The current eviction moratorium ignores the negative impacts on these businesses. The only way for them to recoup lost funds and protect their business operations is to decrease their risks going forward. That means they’ll need to evict those who have been unable to make rent payments and potentially charge more, as well as have stricter screening mechanisms in place for future renters.
In the near term, we can expect to see increases in security deposits, required higher credit scores and more employment and income verifications for all affordable housing. If a prospective renter does in fact have an eviction in your rental history, that will likely be a nonstarter.
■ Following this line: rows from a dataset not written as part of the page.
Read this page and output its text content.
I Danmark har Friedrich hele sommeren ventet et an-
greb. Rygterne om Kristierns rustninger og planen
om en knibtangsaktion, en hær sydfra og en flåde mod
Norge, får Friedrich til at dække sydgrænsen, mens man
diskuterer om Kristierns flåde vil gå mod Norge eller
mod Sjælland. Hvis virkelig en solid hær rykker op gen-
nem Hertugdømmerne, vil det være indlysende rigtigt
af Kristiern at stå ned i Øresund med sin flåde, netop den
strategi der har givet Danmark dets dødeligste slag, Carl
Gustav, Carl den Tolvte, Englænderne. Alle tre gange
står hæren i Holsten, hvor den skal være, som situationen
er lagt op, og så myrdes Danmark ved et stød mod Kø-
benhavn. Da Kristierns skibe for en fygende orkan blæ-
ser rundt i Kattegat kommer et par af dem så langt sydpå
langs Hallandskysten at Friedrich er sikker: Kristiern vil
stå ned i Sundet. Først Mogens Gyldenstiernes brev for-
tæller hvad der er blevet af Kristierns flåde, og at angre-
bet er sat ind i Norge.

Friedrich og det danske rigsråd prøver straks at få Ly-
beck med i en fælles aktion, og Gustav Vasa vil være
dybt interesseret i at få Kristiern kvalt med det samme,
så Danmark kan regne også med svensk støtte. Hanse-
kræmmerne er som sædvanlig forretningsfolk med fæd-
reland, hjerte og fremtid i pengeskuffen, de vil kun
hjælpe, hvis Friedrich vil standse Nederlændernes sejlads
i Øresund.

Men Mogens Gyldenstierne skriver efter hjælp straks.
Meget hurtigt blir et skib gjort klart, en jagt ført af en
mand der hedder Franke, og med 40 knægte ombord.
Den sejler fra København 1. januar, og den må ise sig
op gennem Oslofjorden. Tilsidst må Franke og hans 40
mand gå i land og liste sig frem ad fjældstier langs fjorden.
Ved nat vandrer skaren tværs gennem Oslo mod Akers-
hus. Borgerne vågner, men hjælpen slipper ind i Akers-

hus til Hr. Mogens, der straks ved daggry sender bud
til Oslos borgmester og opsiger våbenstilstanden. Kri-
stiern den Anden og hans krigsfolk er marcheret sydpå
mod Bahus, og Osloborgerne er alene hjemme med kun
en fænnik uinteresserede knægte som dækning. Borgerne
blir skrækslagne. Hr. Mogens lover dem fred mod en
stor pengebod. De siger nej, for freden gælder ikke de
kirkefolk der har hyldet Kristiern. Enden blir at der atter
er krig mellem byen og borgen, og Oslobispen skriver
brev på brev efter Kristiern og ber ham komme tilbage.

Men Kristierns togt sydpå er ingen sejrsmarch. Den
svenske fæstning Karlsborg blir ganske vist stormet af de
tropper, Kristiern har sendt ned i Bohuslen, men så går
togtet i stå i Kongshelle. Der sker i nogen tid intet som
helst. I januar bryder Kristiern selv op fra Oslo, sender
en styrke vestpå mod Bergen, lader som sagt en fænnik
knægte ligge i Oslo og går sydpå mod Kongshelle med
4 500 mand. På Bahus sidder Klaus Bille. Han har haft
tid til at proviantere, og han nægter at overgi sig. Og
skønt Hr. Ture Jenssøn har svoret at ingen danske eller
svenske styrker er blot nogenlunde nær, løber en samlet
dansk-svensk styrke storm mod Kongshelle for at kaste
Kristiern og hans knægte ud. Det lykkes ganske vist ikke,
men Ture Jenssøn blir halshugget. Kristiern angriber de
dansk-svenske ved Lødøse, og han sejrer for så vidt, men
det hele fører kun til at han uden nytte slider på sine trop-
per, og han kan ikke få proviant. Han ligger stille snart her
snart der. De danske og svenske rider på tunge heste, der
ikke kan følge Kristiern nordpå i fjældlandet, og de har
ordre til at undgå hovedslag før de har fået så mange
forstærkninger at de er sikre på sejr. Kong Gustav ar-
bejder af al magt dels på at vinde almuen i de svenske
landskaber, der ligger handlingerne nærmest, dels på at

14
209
Furthermore, I fear that the eviction moratoriums further muddle all of our primary objectives for affordable housing. We are already facing a massive shortage of housing options for people that need them, and the objective of sound housing policies should seek to relieve this shortage to allow access to housing for everyone seeking it.
This all spells very, very bad news for lower-income tenants in need of better housing options. It’s all about to get a lot harder. But going forward, with any policies, industry leaders as well as elected officials must support both residents and housing providers.